Latest interview with multi-Grammy nominee producer Pascal Guyon


1. First of all, tell us a little bit about yourself. How did you get into the music industry?

I always had a deep love for art since an early age and probably studied like not many did. I used to practice the piano 10 hours a day, transcribed hundreds of albums, went to workshops with elite Jazz and Latin music leaders, got my classical music graduations at 18 and been asked to teach since i was 19. I fully embraced social media and developed relationships with some of the biggest names in the music industry. I’ve constantly found solutions to get to the next level, mostly by thinking outside of the box which led me to have my music going 4 times to the Grammys in 3 different music genres and now working with elite technology companies that have global impact.

2. What are you working on now and what have you worked on recently?

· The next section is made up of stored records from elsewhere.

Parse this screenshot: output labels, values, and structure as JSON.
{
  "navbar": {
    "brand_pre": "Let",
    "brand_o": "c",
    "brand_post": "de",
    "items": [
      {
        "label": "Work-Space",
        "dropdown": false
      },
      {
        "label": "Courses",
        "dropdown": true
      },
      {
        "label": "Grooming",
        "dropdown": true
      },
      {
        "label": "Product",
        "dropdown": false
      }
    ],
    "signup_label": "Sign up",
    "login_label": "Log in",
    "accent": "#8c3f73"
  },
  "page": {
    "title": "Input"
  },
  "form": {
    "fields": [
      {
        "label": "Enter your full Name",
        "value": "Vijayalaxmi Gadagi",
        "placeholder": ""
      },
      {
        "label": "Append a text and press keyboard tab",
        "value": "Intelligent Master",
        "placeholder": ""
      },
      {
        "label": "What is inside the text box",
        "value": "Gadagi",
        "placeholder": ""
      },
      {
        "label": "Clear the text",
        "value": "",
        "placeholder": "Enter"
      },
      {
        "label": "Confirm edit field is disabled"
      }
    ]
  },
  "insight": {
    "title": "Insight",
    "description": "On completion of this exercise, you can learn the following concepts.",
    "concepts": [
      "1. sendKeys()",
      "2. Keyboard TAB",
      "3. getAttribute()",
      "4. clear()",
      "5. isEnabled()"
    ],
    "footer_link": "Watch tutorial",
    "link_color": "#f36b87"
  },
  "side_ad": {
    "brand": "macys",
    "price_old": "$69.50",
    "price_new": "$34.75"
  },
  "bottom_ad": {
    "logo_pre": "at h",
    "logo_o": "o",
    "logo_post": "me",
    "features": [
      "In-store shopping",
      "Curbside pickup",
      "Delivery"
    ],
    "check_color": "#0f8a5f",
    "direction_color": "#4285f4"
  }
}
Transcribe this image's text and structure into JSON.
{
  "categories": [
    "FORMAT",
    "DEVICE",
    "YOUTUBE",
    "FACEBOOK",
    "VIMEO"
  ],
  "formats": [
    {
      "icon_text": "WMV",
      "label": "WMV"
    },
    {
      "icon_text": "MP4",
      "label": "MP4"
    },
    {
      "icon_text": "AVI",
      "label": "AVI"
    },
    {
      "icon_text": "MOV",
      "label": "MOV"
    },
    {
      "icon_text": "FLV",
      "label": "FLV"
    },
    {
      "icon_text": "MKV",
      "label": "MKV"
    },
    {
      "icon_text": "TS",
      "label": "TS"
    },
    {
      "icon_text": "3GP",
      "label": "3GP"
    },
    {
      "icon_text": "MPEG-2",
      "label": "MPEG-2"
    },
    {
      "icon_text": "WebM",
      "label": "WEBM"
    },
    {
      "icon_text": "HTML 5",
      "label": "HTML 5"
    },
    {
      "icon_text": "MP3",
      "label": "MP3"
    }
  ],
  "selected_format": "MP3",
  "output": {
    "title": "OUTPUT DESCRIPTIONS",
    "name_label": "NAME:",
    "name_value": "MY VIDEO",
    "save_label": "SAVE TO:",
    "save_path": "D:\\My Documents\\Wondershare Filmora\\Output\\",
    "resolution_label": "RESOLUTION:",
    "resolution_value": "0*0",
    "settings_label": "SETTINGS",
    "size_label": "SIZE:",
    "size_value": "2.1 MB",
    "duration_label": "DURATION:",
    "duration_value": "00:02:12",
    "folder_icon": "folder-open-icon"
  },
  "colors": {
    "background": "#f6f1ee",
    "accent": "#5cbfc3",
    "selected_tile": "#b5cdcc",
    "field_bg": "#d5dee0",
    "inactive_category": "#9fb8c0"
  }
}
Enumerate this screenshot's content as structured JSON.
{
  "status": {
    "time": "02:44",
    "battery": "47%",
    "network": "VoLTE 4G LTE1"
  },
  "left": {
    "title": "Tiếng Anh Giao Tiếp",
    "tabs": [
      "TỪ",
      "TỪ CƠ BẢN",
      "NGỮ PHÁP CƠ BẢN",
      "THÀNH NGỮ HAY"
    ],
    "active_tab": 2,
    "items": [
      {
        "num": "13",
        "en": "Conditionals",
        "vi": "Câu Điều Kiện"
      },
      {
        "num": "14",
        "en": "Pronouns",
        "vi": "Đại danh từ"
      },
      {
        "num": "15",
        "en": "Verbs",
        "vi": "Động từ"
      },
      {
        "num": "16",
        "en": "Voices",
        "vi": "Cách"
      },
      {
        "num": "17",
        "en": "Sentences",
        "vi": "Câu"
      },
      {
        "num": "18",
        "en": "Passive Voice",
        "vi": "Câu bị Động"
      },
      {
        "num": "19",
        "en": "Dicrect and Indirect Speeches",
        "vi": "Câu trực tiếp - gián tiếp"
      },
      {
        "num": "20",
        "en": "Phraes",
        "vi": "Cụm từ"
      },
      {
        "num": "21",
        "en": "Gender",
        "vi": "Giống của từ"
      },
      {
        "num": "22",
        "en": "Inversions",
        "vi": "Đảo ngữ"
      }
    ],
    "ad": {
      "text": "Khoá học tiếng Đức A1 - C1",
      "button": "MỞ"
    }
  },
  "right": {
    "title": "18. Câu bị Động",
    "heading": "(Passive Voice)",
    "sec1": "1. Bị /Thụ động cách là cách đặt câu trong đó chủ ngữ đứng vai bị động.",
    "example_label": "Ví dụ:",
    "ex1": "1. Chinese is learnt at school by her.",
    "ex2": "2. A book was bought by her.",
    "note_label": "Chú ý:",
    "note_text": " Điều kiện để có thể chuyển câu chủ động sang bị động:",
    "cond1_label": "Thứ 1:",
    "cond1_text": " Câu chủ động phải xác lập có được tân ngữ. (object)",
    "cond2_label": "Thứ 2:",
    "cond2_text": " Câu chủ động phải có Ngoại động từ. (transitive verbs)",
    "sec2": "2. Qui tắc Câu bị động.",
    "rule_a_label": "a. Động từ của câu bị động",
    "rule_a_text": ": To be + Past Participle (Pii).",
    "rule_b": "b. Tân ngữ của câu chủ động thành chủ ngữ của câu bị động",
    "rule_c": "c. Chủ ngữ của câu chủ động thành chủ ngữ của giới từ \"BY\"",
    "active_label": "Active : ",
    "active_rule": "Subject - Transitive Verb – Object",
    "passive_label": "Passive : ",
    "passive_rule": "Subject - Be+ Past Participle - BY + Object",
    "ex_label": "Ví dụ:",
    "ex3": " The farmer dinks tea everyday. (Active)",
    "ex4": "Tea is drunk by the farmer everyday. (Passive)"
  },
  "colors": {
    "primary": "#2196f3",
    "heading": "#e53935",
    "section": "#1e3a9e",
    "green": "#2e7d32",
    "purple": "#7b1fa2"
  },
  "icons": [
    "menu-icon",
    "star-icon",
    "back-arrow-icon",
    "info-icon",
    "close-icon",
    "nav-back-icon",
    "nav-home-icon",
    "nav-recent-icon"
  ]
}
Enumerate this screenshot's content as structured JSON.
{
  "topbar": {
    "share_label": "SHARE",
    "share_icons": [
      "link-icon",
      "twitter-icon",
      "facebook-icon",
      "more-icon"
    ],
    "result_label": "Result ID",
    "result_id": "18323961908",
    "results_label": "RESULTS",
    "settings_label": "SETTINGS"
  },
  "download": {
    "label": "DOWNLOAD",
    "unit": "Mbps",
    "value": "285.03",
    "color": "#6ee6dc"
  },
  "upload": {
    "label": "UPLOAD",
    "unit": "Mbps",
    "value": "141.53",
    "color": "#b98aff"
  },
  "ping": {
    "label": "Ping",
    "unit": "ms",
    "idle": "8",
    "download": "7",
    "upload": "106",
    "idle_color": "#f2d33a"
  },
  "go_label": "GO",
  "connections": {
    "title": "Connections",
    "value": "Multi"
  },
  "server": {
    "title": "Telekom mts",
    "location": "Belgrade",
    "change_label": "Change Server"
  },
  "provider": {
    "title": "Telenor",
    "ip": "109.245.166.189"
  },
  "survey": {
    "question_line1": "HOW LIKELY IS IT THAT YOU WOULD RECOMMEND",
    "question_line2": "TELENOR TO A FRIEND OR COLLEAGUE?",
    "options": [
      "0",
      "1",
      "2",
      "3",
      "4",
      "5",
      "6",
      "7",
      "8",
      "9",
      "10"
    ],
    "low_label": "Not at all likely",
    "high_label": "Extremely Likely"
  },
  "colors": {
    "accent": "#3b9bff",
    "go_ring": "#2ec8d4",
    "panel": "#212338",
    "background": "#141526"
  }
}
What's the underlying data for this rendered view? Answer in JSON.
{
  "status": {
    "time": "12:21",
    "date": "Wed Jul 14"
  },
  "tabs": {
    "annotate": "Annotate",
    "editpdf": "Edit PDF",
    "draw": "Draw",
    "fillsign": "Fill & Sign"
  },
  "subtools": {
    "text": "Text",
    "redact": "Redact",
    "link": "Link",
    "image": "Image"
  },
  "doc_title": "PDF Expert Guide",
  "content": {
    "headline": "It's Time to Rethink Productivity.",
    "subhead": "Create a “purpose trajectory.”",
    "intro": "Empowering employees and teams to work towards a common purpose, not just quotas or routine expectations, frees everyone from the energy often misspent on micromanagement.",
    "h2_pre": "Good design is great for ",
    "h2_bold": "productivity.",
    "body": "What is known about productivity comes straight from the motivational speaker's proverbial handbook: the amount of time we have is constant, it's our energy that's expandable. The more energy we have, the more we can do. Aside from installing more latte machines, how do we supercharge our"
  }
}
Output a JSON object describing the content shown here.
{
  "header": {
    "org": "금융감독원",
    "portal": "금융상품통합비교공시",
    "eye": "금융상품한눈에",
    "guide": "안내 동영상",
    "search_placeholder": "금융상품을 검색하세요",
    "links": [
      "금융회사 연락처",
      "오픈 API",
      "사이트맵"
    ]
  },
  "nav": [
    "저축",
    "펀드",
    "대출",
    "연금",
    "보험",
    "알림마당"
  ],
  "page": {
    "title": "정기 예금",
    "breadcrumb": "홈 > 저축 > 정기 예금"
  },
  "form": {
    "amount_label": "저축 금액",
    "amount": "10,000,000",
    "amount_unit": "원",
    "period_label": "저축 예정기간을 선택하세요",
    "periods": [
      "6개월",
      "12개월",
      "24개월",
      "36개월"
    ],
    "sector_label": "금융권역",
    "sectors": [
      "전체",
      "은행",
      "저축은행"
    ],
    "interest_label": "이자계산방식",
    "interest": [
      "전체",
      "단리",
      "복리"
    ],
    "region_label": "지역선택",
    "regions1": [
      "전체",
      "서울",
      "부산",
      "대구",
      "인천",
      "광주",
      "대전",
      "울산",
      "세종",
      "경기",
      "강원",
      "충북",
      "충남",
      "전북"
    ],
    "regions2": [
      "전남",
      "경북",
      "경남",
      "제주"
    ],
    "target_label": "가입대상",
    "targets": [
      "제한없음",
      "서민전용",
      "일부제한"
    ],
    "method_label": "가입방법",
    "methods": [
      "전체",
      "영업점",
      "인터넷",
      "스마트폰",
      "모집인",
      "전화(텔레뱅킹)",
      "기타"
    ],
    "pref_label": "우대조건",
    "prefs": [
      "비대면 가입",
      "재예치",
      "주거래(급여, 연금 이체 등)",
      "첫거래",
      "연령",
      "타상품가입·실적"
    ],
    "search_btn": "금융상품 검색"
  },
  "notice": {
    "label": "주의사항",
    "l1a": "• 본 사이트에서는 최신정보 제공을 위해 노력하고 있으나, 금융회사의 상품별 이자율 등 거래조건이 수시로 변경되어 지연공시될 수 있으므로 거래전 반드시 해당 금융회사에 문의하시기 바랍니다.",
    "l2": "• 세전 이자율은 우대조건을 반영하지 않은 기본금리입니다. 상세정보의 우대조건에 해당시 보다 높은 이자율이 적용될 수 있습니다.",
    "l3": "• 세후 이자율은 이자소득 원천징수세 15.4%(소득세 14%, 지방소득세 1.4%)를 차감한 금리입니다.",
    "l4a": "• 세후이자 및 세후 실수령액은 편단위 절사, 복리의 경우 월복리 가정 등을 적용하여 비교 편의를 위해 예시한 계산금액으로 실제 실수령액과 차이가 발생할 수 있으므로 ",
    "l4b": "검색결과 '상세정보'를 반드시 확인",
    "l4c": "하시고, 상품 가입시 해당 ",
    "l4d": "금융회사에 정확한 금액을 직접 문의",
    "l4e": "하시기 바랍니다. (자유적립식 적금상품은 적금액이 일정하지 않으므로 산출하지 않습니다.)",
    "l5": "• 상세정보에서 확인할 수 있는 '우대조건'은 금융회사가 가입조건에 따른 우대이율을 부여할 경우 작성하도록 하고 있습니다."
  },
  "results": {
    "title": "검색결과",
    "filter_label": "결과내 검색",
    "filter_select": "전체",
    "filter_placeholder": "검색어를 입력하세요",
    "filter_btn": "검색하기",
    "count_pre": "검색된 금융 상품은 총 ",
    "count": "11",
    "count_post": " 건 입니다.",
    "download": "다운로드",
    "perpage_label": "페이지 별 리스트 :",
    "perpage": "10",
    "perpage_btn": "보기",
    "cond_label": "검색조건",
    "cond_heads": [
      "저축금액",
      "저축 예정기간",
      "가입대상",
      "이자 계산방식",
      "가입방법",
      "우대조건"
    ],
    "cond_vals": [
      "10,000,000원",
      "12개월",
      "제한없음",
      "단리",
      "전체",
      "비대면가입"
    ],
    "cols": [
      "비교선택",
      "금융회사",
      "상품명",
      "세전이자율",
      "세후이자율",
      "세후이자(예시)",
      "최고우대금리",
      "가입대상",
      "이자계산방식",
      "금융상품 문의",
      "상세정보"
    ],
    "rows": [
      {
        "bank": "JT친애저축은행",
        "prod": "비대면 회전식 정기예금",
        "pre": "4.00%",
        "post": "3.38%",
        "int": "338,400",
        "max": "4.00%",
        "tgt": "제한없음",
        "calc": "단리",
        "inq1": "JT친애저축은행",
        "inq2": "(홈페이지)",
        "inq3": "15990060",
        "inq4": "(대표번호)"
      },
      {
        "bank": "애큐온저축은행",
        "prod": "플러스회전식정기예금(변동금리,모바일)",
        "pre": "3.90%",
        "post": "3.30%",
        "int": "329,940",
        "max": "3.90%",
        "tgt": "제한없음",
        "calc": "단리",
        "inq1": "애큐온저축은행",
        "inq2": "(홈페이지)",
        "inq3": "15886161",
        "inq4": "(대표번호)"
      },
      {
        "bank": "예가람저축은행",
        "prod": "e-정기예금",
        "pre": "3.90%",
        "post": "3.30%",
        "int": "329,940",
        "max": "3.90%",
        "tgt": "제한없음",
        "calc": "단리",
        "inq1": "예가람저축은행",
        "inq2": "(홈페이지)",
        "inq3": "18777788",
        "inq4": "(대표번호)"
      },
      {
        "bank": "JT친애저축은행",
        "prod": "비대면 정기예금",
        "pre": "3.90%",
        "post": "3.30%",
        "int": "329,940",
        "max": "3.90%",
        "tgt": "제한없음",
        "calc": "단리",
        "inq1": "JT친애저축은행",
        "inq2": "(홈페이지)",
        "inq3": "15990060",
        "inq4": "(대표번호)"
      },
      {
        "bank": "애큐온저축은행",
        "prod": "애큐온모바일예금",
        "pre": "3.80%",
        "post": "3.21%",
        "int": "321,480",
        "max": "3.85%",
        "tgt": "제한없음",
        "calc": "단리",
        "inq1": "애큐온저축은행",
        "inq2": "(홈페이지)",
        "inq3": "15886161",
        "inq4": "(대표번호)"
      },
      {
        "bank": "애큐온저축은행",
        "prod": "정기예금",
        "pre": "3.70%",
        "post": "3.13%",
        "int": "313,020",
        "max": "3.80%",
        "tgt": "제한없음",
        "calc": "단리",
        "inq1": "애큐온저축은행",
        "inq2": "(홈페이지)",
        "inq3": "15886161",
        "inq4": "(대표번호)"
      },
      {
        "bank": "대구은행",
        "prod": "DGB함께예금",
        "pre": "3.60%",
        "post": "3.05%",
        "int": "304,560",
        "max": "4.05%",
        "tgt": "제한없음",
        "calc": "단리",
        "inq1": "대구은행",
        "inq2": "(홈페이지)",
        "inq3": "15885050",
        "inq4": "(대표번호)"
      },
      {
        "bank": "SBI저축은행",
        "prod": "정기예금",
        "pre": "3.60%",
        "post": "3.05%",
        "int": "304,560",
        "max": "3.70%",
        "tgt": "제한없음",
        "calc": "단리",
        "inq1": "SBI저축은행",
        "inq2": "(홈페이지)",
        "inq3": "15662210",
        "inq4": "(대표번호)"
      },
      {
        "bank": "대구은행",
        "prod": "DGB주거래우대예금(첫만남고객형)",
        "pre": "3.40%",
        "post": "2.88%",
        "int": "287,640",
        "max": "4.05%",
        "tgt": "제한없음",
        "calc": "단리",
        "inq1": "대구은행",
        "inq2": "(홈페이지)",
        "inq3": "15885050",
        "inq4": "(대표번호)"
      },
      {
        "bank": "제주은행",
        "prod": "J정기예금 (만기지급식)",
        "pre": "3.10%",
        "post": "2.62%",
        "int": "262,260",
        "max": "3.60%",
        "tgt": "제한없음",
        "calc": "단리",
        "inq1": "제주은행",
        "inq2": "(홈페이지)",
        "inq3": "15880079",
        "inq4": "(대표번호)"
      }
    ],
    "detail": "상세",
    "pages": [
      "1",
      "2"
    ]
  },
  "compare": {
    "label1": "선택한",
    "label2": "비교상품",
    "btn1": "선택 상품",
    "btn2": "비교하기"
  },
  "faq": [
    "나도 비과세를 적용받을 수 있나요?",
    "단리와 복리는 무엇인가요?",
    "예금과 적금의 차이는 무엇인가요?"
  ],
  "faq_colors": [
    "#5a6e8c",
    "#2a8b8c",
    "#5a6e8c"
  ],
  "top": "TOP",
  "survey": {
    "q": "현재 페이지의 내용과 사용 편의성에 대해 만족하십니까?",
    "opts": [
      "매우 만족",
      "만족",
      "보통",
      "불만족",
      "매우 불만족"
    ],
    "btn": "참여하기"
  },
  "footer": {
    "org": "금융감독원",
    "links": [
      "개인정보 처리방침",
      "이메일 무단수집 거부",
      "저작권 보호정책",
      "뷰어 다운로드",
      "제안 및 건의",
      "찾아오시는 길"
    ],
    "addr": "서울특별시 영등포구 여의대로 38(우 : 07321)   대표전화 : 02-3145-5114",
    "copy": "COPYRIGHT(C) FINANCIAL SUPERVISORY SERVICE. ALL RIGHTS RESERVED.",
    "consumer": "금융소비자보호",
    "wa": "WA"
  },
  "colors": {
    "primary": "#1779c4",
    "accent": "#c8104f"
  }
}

I’m HyperMaster Audio ( Head Of Audio ) for 1 of the most talked about technology project around the world: The Hyperloop ( our company Hyperloop Transportation Technologies went viral twice already and is constantly on the largest medias ). Some of my work for the company premiered at SXSW where we were featured speaker. I collaborate with well known music influencers and stars that I’m bringing on board and a very few highly selected developing artists ( life changing situation for these ). I produced and co-wrote the Anthem song for the company ( co-written with former American Idol artist Josiah Leming )

I’m also designing the sound for Project Nourished which is the 1st Gastronomical Virtual Reality Experience, we’ve already been all over the press with this company worldwide as well.

I’m producing and mentoring developing/independent artists almost on a daily basis. Given the very high amount of requests I get regarding mentoring, I’m putting together a few programs that should be ready soon.
3. What would you say is most beautiful about the craft of creating music and the most rewarding?

The most rewarding part is to create magic moments with and for people. Artists often come to me with nothing and usually leave the studio with a huge smile on their face, they feel like they went to self realization process. This is truly magical. Giving huge opportunities to the most deserving artists I work with is very satisfying as well.

4. What do you look for in an artist?

uniqueness, business mind, knowing what they want, constantly learning, open minded, well educated and respectful

5. What is the biggest mistake a band can make when trying to gain industry attention?

looking for being signed. This model is dead. I created infographics on the subject and show how current successful artists are making it big time without any labels.

I sometimes meet with artists who have a very strong opinion on how they can make it; they re often hanging on to a radio play opportunity or potential signature, 99% of the time this will do nothing for their career. It’s about time to be aware of what s going on nowadays…
6. A lesson you learned early on in your career that you would pass along to up-and-coming Artists?

U need gifted influential people ( mentors ) to help building your career, they can be difficult to access. Instead of asking them for help ( millions do that ), approach them by providing value ( how can u help them in their own business ? ). Suddenly U ll see that U picked their interest and started a discussion !

8. What can artists expect from you as a mentor?

A real mentor is life changing. I’ve experienced this since an early age being mentored by the strongest music characters I could find. Each time i was spending time with them, I was going home with fresh ideas to work on for months and inspiration for life. I was starving for spending as much time as I could with them.
Because of how much I studied and my achievements, I’ve been asked to teach and mentor for elite schools and programs worldwide since I’m 19, I definitely developed a track record of putting people in life changing situations on a regular basis once they’re ready. It’s very natural to me to help and share my knowledge.
I would actually like to name a few of my mentors: for jazz music: Benoit Sourisse, Andy Emler; for latin music: Olivier Congar, Rolando Luna, Carlos “El Bola” Betancourt, Melon…; for classical music: Christian Janin and Jacques Delannoy.